Everybody has a favorite spot to fish, but most of them are in the spring and fall or maybe during the summer. Unless you are super hardcore, winter is when you go out during warm spells. That means shorter hours and fewer trips. It’s hard to find a favorite spot under those conditions. But it can be done.
Here’s how I do it…
The first thing to think about is that bass don’t move as far as some anglers think. Most of the time if you go to your favorite spring or fall spot and look around you’ll find them pretty close to right where you’re at. The trick, of course, is to find them.
I start my searches by looking for the nearest break or drop. Basically I look around to see what things look like and then I cover the area throughly with my electronics. Tight lines are what I want to see. They indicate sharp changes in depth. When I see them on my Humminbird units I know I’m in the right place.
Depth can vary widely from one lake or reservoir to another and from one part of the country to another. But, in general you know you’re looking for deeper water. On most bodies of water the best depth will be between 15 and 30 feet. I want to say again, however, that’s not something that’s always true. If you don’t find them at that depth, look somewhere else.
There’s also no hard and fast rule about what kind of place will hold bass in the winter. They’re cold-blooded creatures. They are controlled by instinct. They don’t think, and they don’t reason. They react.

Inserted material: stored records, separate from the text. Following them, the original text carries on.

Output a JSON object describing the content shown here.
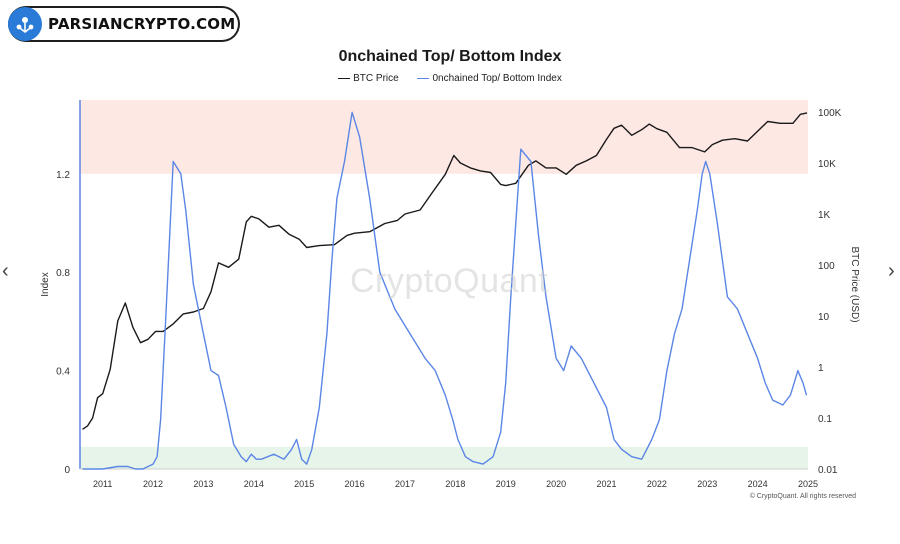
{
  "brand": {
    "name": "PARSIANCRYPTO.COM",
    "icon": "logo-mark-icon"
  },
  "watermark": "CryptoQuant",
  "copyright": "© CryptoQuant. All rights reserved",
  "nav": {
    "prev": "‹",
    "next": "›"
  },
  "chart_data": {
    "type": "line",
    "title": "0nchained Top/ Bottom Index",
    "legend_position": "top-center",
    "grid": false,
    "x_ticks": [
      "2011",
      "2012",
      "2013",
      "2014",
      "2015",
      "2016",
      "2017",
      "2018",
      "2019",
      "2020",
      "2021",
      "2022",
      "2023",
      "2024",
      "2025"
    ],
    "xlim": [
      2010.55,
      2025.0
    ],
    "left_axis": {
      "label": "Index",
      "ticks": [
        "0",
        "0.4",
        "0.8",
        "1.2"
      ],
      "range": [
        0,
        1.5
      ]
    },
    "right_axis": {
      "label": "BTC Price (USD)",
      "scale": "log",
      "ticks": [
        "0.01",
        "0.1",
        "1",
        "10",
        "100",
        "1K",
        "10K",
        "100K"
      ],
      "range": [
        0.01,
        100000
      ]
    },
    "zones": [
      {
        "name": "top",
        "from": 1.2,
        "to": 1.5,
        "color": "#fde8e4"
      },
      {
        "name": "bottom",
        "from": 0,
        "to": 0.09,
        "color": "#e6f4e9"
      }
    ],
    "series": [
      {
        "name": "BTC Price",
        "axis": "right",
        "color": "#1a1a1a",
        "x": [
          2010.6,
          2010.7,
          2010.8,
          2010.9,
          2011.0,
          2011.15,
          2011.3,
          2011.45,
          2011.6,
          2011.75,
          2011.9,
          2012.05,
          2012.2,
          2012.4,
          2012.6,
          2012.8,
          2013.0,
          2013.15,
          2013.3,
          2013.5,
          2013.7,
          2013.85,
          2013.95,
          2014.1,
          2014.3,
          2014.5,
          2014.7,
          2014.9,
          2015.05,
          2015.3,
          2015.6,
          2015.85,
          2016.0,
          2016.3,
          2016.6,
          2016.85,
          2017.0,
          2017.3,
          2017.55,
          2017.8,
          2017.97,
          2018.1,
          2018.3,
          2018.5,
          2018.7,
          2018.9,
          2019.0,
          2019.2,
          2019.45,
          2019.6,
          2019.8,
          2020.0,
          2020.2,
          2020.4,
          2020.6,
          2020.8,
          2021.0,
          2021.15,
          2021.3,
          2021.5,
          2021.7,
          2021.85,
          2022.0,
          2022.2,
          2022.45,
          2022.7,
          2022.95,
          2023.1,
          2023.3,
          2023.55,
          2023.8,
          2024.0,
          2024.2,
          2024.45,
          2024.7,
          2024.85,
          2024.98
        ],
        "y": [
          0.06,
          0.07,
          0.1,
          0.25,
          0.3,
          0.9,
          8,
          18,
          6,
          3,
          3.5,
          5,
          5,
          7,
          11,
          12,
          14,
          30,
          110,
          90,
          130,
          700,
          900,
          800,
          550,
          600,
          400,
          320,
          220,
          240,
          250,
          380,
          420,
          450,
          650,
          750,
          1000,
          1200,
          2700,
          6000,
          14000,
          10000,
          8000,
          7000,
          6500,
          3800,
          3600,
          4000,
          9000,
          11000,
          8000,
          8000,
          6000,
          9000,
          11000,
          14000,
          29000,
          48000,
          55000,
          35000,
          45000,
          58000,
          47000,
          40000,
          20000,
          20000,
          16500,
          23000,
          28000,
          30000,
          27000,
          42000,
          65000,
          60000,
          60000,
          90000,
          96000
        ]
      },
      {
        "name": "0nchained Top/ Bottom Index",
        "axis": "left",
        "color": "#5b86e5",
        "x": [
          2010.6,
          2011.0,
          2011.3,
          2011.5,
          2011.65,
          2011.8,
          2011.9,
          2012.0,
          2012.08,
          2012.15,
          2012.25,
          2012.4,
          2012.55,
          2012.65,
          2012.8,
          2013.0,
          2013.15,
          2013.3,
          2013.45,
          2013.6,
          2013.75,
          2013.85,
          2013.95,
          2014.05,
          2014.15,
          2014.4,
          2014.6,
          2014.75,
          2014.85,
          2014.95,
          2015.05,
          2015.15,
          2015.3,
          2015.45,
          2015.55,
          2015.65,
          2015.8,
          2015.95,
          2016.1,
          2016.3,
          2016.5,
          2016.8,
          2017.1,
          2017.4,
          2017.6,
          2017.8,
          2017.95,
          2018.05,
          2018.2,
          2018.35,
          2018.55,
          2018.75,
          2018.9,
          2019.0,
          2019.1,
          2019.3,
          2019.5,
          2019.65,
          2019.8,
          2020.0,
          2020.15,
          2020.3,
          2020.5,
          2020.75,
          2021.0,
          2021.15,
          2021.3,
          2021.5,
          2021.7,
          2021.9,
          2022.05,
          2022.2,
          2022.35,
          2022.5,
          2022.65,
          2022.8,
          2022.9,
          2022.97,
          2023.05,
          2023.2,
          2023.4,
          2023.6,
          2023.8,
          2024.0,
          2024.15,
          2024.3,
          2024.5,
          2024.65,
          2024.8,
          2024.9,
          2024.97
        ],
        "y": [
          0.0,
          0.0,
          0.01,
          0.01,
          0.0,
          0.0,
          0.01,
          0.02,
          0.05,
          0.2,
          0.6,
          1.25,
          1.2,
          1.05,
          0.75,
          0.55,
          0.4,
          0.38,
          0.25,
          0.1,
          0.05,
          0.03,
          0.06,
          0.04,
          0.04,
          0.06,
          0.04,
          0.08,
          0.12,
          0.04,
          0.02,
          0.08,
          0.25,
          0.55,
          0.85,
          1.1,
          1.25,
          1.45,
          1.35,
          1.1,
          0.8,
          0.65,
          0.55,
          0.45,
          0.4,
          0.3,
          0.2,
          0.12,
          0.05,
          0.03,
          0.02,
          0.05,
          0.15,
          0.35,
          0.7,
          1.3,
          1.25,
          0.95,
          0.7,
          0.45,
          0.4,
          0.5,
          0.45,
          0.35,
          0.25,
          0.12,
          0.08,
          0.05,
          0.04,
          0.12,
          0.2,
          0.4,
          0.55,
          0.65,
          0.85,
          1.05,
          1.2,
          1.25,
          1.2,
          1.0,
          0.7,
          0.65,
          0.55,
          0.45,
          0.35,
          0.28,
          0.26,
          0.3,
          0.4,
          0.35,
          0.3
        ]
      }
    ]
  }
}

Most of the really good places will be down towards the dam. That’s where the water is clearer and where the average depth is usually deeper. Don’t neglect to fish a good looking spot, however, just because it’s upstream from your spring or fall spot. You never know if something will produce unless you fish it throughly.

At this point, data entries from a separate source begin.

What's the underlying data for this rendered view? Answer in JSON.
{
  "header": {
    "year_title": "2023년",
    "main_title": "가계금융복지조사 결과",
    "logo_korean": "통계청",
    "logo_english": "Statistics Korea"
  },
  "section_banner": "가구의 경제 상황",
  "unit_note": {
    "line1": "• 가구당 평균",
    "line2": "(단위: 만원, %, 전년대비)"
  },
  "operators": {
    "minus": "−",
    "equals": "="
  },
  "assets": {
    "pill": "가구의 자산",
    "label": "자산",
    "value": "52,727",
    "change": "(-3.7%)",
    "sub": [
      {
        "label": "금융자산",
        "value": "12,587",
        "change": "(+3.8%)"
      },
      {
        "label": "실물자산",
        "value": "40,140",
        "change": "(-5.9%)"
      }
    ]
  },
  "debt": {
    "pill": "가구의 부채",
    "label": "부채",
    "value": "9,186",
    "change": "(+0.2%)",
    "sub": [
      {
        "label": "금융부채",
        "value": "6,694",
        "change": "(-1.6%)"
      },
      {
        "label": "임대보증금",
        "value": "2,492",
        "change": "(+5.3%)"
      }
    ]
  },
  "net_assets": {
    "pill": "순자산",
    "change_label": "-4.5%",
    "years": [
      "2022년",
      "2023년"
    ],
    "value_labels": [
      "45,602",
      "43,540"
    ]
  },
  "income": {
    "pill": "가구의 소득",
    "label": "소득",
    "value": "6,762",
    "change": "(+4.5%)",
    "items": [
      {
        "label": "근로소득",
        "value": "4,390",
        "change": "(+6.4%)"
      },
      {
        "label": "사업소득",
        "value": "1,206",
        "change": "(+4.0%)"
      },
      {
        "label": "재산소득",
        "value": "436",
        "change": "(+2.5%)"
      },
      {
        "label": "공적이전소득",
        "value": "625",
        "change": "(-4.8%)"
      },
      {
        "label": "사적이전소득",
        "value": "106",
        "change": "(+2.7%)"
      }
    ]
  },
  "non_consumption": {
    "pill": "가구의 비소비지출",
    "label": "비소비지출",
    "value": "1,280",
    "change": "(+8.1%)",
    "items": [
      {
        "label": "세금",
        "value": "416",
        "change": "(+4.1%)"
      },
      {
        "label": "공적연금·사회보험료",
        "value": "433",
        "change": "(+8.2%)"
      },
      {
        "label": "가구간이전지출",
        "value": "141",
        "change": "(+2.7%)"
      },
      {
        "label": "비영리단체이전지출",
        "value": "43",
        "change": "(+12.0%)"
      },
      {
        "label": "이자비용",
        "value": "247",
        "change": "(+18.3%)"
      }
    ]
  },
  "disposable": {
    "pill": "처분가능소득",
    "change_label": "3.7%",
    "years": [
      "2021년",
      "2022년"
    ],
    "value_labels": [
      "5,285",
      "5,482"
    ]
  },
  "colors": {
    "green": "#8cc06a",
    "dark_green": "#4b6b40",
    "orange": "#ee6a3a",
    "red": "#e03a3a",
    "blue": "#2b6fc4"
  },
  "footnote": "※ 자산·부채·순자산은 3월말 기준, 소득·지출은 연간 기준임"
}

And never pass by a main lake point without checking it out. I’ve never seen one that isn’t worth the time and effort it takes to do that. They are consistent producers of winter bass regardless of whether they’re up, away from the dam or down towards it.

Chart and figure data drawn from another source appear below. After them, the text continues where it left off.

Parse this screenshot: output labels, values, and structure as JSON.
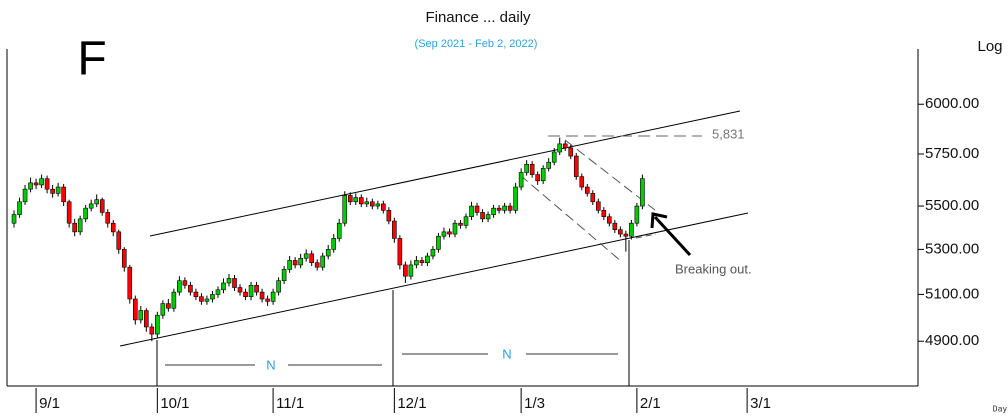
{
  "chart_data": {
    "type": "candlestick",
    "title": "Finance ... daily",
    "subtitle": "(Sep 2021 - Feb 2, 2022)",
    "symbol": "F",
    "scale_label": "Log",
    "period_label": "Day",
    "annotations": [
      "5,831",
      "Breaking out.",
      "N",
      "N"
    ],
    "log_scale": true,
    "up_color": "#00cc00",
    "down_color": "#ff0000",
    "xlim": [
      -2,
      164
    ],
    "xticks": [
      {
        "value": 4,
        "label": "9/1"
      },
      {
        "value": 26,
        "label": "10/1"
      },
      {
        "value": 47,
        "label": "11/1"
      },
      {
        "value": 69,
        "label": "12/1"
      },
      {
        "value": 92,
        "label": "1/3"
      },
      {
        "value": 113,
        "label": "2/1"
      },
      {
        "value": 133,
        "label": "3/1"
      }
    ],
    "ylim": [
      4720,
      6290
    ],
    "yticks": [
      {
        "value": 4900,
        "label": "4900.00"
      },
      {
        "value": 5100,
        "label": "5100.00"
      },
      {
        "value": 5300,
        "label": "5300.00"
      },
      {
        "value": 5500,
        "label": "5500.00"
      },
      {
        "value": 5750,
        "label": "5750.00"
      },
      {
        "value": 6000,
        "label": "6000.00"
      }
    ],
    "x": [
      0,
      1,
      2,
      3,
      4,
      5,
      6,
      7,
      8,
      9,
      10,
      11,
      12,
      13,
      14,
      15,
      16,
      17,
      18,
      19,
      20,
      21,
      22,
      23,
      24,
      25,
      26,
      27,
      28,
      29,
      30,
      31,
      32,
      33,
      34,
      35,
      36,
      37,
      38,
      39,
      40,
      41,
      42,
      43,
      44,
      45,
      46,
      47,
      48,
      49,
      50,
      51,
      52,
      53,
      54,
      55,
      56,
      57,
      58,
      59,
      60,
      61,
      62,
      63,
      64,
      65,
      66,
      67,
      68,
      69,
      70,
      71,
      72,
      73,
      74,
      75,
      76,
      77,
      78,
      79,
      80,
      81,
      82,
      83,
      84,
      85,
      86,
      87,
      88,
      89,
      90,
      91,
      92,
      93,
      94,
      95,
      96,
      97,
      98,
      99,
      100,
      101,
      102,
      103,
      104,
      105,
      106,
      107,
      108,
      109,
      110,
      111,
      112,
      113,
      114
    ],
    "open": [
      5420,
      5460,
      5520,
      5580,
      5610,
      5600,
      5630,
      5580,
      5560,
      5590,
      5520,
      5420,
      5380,
      5440,
      5490,
      5510,
      5530,
      5470,
      5420,
      5380,
      5300,
      5220,
      5080,
      4990,
      5030,
      4960,
      4930,
      5010,
      5060,
      5040,
      5110,
      5160,
      5140,
      5110,
      5090,
      5070,
      5080,
      5100,
      5120,
      5150,
      5170,
      5130,
      5110,
      5090,
      5140,
      5110,
      5080,
      5070,
      5110,
      5160,
      5210,
      5250,
      5230,
      5260,
      5280,
      5240,
      5220,
      5270,
      5300,
      5350,
      5420,
      5550,
      5520,
      5540,
      5510,
      5520,
      5500,
      5510,
      5480,
      5430,
      5350,
      5230,
      5180,
      5230,
      5250,
      5240,
      5270,
      5300,
      5360,
      5380,
      5370,
      5420,
      5410,
      5450,
      5500,
      5470,
      5440,
      5460,
      5490,
      5480,
      5500,
      5480,
      5590,
      5660,
      5700,
      5650,
      5620,
      5680,
      5710,
      5760,
      5800,
      5780,
      5740,
      5640,
      5590,
      5560,
      5520,
      5480,
      5450,
      5420,
      5390,
      5370,
      5360,
      5420,
      5500
    ],
    "high": [
      5480,
      5540,
      5600,
      5635,
      5630,
      5650,
      5645,
      5600,
      5610,
      5605,
      5530,
      5440,
      5455,
      5505,
      5530,
      5555,
      5540,
      5485,
      5435,
      5390,
      5310,
      5230,
      5095,
      5050,
      5040,
      4975,
      5025,
      5075,
      5080,
      5125,
      5180,
      5175,
      5155,
      5125,
      5105,
      5095,
      5115,
      5135,
      5170,
      5190,
      5185,
      5145,
      5125,
      5155,
      5155,
      5125,
      5095,
      5125,
      5175,
      5225,
      5270,
      5265,
      5280,
      5300,
      5295,
      5255,
      5285,
      5320,
      5370,
      5440,
      5570,
      5565,
      5560,
      5555,
      5540,
      5535,
      5525,
      5525,
      5495,
      5445,
      5365,
      5245,
      5250,
      5270,
      5265,
      5285,
      5315,
      5375,
      5400,
      5395,
      5435,
      5435,
      5465,
      5520,
      5515,
      5485,
      5475,
      5505,
      5505,
      5515,
      5515,
      5610,
      5680,
      5720,
      5715,
      5665,
      5695,
      5730,
      5780,
      5831,
      5815,
      5795,
      5755,
      5655,
      5605,
      5575,
      5535,
      5495,
      5465,
      5435,
      5405,
      5385,
      5435,
      5515,
      5650
    ],
    "low": [
      5400,
      5445,
      5505,
      5565,
      5580,
      5585,
      5560,
      5540,
      5545,
      5500,
      5400,
      5360,
      5365,
      5425,
      5475,
      5495,
      5455,
      5400,
      5360,
      5280,
      5200,
      5060,
      4970,
      4975,
      4940,
      4900,
      4915,
      4995,
      5025,
      5025,
      5095,
      5125,
      5095,
      5075,
      5055,
      5055,
      5065,
      5085,
      5105,
      5135,
      5115,
      5095,
      5075,
      5075,
      5095,
      5065,
      5050,
      5055,
      5095,
      5145,
      5195,
      5215,
      5215,
      5245,
      5225,
      5205,
      5205,
      5255,
      5285,
      5335,
      5405,
      5505,
      5505,
      5495,
      5495,
      5485,
      5485,
      5465,
      5415,
      5330,
      5210,
      5150,
      5165,
      5215,
      5225,
      5225,
      5255,
      5285,
      5345,
      5355,
      5355,
      5395,
      5395,
      5435,
      5455,
      5425,
      5425,
      5445,
      5465,
      5465,
      5465,
      5465,
      5575,
      5645,
      5635,
      5600,
      5605,
      5665,
      5695,
      5745,
      5765,
      5725,
      5625,
      5575,
      5545,
      5505,
      5465,
      5435,
      5405,
      5375,
      5355,
      5290,
      5345,
      5405,
      5485
    ],
    "close": [
      5460,
      5520,
      5580,
      5610,
      5600,
      5630,
      5580,
      5560,
      5590,
      5520,
      5420,
      5380,
      5440,
      5490,
      5510,
      5530,
      5470,
      5420,
      5380,
      5300,
      5220,
      5080,
      4990,
      5030,
      4960,
      4930,
      5010,
      5060,
      5040,
      5110,
      5160,
      5140,
      5110,
      5090,
      5070,
      5080,
      5100,
      5120,
      5150,
      5170,
      5130,
      5110,
      5090,
      5140,
      5110,
      5080,
      5070,
      5110,
      5160,
      5210,
      5250,
      5230,
      5260,
      5280,
      5240,
      5220,
      5270,
      5300,
      5350,
      5420,
      5550,
      5520,
      5540,
      5510,
      5520,
      5500,
      5510,
      5480,
      5430,
      5350,
      5230,
      5180,
      5230,
      5250,
      5240,
      5270,
      5300,
      5360,
      5380,
      5370,
      5420,
      5410,
      5450,
      5500,
      5470,
      5440,
      5460,
      5490,
      5480,
      5500,
      5480,
      5590,
      5660,
      5700,
      5650,
      5620,
      5680,
      5710,
      5760,
      5800,
      5780,
      5740,
      5640,
      5590,
      5560,
      5520,
      5480,
      5450,
      5420,
      5390,
      5370,
      5360,
      5420,
      5500,
      5630
    ]
  }
}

My favorite baits at this time of the year are a jig and a jerkbait. My jig will catch them if they’re on the bottom looking for dying shad or rooting out crayfish. The jerkbait is good if they’re feeding up, off the bottom a little on baitfish. Try both until you know what the bass are doing.
My preference in jigs is for the Santone Pro Series Football Jig in the 1/2-ounce size. It does a good job under a variety of conditions. And, I like the Megabass Ito Shiner when I’m throwing a jerkbait. It looks natural and will really get them going.
One final tip that I want to mention is to stay away from muck and mud bottoms. Bass might hold in those areas at times during the year, but they avoid them like the plague during the winter months. Hunt until you find rock, sand or gravel.
Take your time, look around and find a favorite winter bass fishing spot this year. You’ll be glad that you did, and you’ll find that it doesn’t feel so cold when you’re catching them.